High inheritance tax for paying the corona crisis?

I had a brief discussion the other day about the pros and cons of inheritance tax. I tried to explain the difference between investment and consumption and what that difference has to do with the effects on a high inheritance tax burden.

Because we are at the beginning of a broad discussion on who has to pay for the effects of the corona crisis (Werner Kogler, party leader of the Greens in Austria, for example, wants to tax successors), I post my answer.

I would like to explain it with the help of an example. Assume the whole economy is nothing but a pizza restaurant. There is the owner on the one hand, who started his business. He bought chairs, tables, an oven. He thought about the menu, tested new recipes, built a website. That all took him time and money in the hope of financial rewards in the future. He is an investor. On the other hand, there are his guests. They go to the pizzeria, they consume. The consumption of the guests is the return on his investment as the owner of the restaurant.

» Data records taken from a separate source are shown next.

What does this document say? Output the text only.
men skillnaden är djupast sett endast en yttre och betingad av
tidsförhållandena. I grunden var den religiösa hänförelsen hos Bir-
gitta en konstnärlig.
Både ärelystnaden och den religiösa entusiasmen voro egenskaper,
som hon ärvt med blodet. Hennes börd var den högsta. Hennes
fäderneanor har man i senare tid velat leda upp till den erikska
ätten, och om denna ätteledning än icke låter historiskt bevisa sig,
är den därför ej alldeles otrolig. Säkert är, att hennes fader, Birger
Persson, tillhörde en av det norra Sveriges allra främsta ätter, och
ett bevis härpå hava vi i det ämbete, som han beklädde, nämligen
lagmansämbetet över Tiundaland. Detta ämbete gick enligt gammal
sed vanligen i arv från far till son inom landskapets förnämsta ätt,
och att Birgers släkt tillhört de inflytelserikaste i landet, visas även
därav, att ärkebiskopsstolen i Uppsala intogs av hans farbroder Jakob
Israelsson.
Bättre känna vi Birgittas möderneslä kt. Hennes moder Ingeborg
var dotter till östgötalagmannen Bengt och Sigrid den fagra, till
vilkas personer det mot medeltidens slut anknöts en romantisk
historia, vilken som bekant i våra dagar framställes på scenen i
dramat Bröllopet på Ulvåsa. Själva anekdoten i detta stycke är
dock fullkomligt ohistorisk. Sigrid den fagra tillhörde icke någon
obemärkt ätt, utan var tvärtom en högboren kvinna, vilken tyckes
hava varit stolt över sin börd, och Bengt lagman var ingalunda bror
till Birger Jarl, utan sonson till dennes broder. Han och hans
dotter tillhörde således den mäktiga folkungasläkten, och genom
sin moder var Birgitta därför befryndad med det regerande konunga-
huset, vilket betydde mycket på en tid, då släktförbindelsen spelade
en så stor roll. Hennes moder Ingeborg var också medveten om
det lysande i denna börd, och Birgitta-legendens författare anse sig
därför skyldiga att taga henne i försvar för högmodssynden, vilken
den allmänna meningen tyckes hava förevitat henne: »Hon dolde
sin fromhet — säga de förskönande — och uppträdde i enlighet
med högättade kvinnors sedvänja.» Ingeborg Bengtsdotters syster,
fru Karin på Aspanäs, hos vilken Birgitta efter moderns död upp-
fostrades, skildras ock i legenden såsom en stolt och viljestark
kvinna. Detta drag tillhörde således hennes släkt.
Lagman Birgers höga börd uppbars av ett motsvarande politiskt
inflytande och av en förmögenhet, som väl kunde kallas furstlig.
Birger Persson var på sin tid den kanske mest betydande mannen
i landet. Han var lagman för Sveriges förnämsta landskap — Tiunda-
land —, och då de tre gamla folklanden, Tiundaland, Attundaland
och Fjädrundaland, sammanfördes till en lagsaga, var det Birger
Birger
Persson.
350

Back to the inheritance tax. A high tax burden leads to the incentive to avoid that burden. There are two ways to do that. One is to transfer wealth before you die. The second is to spend all your money, so that there is nothing to tax in the end, which is, to take the example, having pizza each day, all day long (because there is nothing else in the economy). The problem is this, generally speaking: If all goes into consumption there is no investment. There won‘t be better services, no new recipes, not a better oven, not a second restaurant.

So there are two findings:

1) Normally a high tax burden does not lead to higher tax revenue but to modified behavior.

2) The introduction of a high inheritance tax would lead to more consumption which could lower the wealth of society because investment (starting a pizza business) is the basis of wealth (having pizza, having money by selling pizza).